Hooteroll?

I just found out last Friday that Jerry Garcia buys his comics from the same little shop in Mill Valley that I purchase mine at. As I was searching through some old Marvels, looking for a few that I’d missed last summer. John (the cat that runs Village Music) strolled in and lazily noted that he’s been selling more comics than records lately (which didn’t overly surprise me) and then off-the-cuffly remarked that he’d just sold ninety dollars worth of old EC’s to Jerry Garcia a couple of days ago. Which did surprise me.
So where is Garcia getting all the bread from (for ninety bucks you get six or seven EC’s)? From all that he’s been doing lately. The recent New Riders of the Purple Sage disc didn’t count for much; it seemed to me to suffer from a musical lifelessness and from John Dawson’s mostly uninspired vocals Garcia plays some pedal-steel and banjo on this one. Maybe next time they should be recorded live. However, Garcia’s also-recent outing with keyboard man Howard Wales is an unqualified success.
Wales has been around for a while I believe he was the original piano-player for Commander Cody, but I could be wrong and it really matters little as far as this record goes. With more-than-able assistance from Garcia, a couple of drummers.
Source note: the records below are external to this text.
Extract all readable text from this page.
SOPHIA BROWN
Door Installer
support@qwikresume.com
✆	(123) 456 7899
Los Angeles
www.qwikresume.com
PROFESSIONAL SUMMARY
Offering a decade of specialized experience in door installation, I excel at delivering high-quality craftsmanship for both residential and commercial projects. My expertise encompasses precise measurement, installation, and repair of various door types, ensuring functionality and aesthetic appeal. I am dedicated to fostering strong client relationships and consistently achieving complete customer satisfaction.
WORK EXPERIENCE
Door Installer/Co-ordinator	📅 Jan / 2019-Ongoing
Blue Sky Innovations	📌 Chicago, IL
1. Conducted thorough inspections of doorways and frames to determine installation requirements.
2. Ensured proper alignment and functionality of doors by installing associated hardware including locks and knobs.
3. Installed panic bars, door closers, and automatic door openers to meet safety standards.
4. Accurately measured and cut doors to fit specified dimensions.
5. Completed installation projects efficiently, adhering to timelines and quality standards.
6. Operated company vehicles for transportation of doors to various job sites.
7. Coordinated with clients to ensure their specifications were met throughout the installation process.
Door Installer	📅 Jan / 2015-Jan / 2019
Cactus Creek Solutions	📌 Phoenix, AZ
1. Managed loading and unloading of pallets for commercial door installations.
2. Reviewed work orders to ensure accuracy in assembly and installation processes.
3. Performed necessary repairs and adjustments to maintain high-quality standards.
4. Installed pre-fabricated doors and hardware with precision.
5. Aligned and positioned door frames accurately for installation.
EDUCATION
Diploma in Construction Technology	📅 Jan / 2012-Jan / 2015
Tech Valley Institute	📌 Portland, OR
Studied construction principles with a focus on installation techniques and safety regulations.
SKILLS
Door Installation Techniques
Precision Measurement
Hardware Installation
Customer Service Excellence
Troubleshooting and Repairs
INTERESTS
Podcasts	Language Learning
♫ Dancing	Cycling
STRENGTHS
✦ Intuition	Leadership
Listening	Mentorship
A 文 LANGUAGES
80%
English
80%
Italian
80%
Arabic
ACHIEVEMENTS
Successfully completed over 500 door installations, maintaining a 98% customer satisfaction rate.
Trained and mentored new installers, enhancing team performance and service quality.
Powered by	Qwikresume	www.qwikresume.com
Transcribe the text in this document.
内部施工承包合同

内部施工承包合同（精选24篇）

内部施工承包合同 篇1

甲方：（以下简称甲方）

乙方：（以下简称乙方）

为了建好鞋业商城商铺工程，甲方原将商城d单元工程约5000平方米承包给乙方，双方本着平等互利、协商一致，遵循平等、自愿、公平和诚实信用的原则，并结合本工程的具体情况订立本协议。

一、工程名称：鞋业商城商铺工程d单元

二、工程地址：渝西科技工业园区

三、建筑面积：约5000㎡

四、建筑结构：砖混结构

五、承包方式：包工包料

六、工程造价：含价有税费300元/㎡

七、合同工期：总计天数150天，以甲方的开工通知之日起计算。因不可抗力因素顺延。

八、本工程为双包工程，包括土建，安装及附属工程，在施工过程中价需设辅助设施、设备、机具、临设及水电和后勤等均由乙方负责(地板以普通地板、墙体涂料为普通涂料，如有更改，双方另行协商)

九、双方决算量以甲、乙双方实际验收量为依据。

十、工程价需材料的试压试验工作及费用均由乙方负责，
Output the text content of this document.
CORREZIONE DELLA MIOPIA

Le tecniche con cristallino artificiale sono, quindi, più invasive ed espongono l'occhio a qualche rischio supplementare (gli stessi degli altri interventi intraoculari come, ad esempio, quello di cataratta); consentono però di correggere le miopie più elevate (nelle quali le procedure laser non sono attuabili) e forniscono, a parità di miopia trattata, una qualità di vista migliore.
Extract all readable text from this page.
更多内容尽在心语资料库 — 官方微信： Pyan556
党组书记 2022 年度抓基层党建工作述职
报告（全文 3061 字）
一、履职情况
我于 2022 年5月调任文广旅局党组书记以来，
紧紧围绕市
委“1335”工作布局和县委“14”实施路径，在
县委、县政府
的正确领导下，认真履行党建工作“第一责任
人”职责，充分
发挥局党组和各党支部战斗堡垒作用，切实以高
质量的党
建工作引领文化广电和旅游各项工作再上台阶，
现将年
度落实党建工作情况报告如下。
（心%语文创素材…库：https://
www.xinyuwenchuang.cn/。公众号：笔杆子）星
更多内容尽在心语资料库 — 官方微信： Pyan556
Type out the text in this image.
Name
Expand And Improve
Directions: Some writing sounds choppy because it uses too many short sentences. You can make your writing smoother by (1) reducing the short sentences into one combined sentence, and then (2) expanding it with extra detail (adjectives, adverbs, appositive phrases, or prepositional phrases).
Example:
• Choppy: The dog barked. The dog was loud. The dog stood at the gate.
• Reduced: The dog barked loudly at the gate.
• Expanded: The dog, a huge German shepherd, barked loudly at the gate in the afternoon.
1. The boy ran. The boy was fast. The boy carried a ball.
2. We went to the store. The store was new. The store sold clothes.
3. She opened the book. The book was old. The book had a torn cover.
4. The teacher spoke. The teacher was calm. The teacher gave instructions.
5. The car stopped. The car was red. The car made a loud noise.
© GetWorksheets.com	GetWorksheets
Ken Balzall’s trumpet with Martin Fierro’s saxophone (another fellow who has also been around a while). Wales delivers one of the most expert and exciting rock cum folk cum jazz albums of the year.
Pass over BS&T, the Nice and Emerson Lake & Palmer and steer toward the instrumental magic of Hooteroll to my jaded ears it is packed with all the streamlined rigor and abandon that all those old Robbie Basho and John Fahey Lakoma albums were full of. Whether it’s the super-charged intensity of a “South Side Strut” or a “DC-502” or the laying-low, mandala qualities of a “One A.M. Approach” or “Da BirdSong.” Wales. Garcia and companions (who is Doris Dynamite?) prove that there definitely is something worth listening to before the just-around-the-corner massive Christmas releases are upon us once more “A Trip To What Next,” and the elusive “Up From the Desert” are also rewarding “A Trip” particularly demonstrates the volatile rock organ prowess of Mr Wales
Back to the comics There are probably a hell of a lot more EC’s that Jerry would like to have how about a Volume Two of Wales’ compositions, entitled Jazzerock or whatever, to pay for them.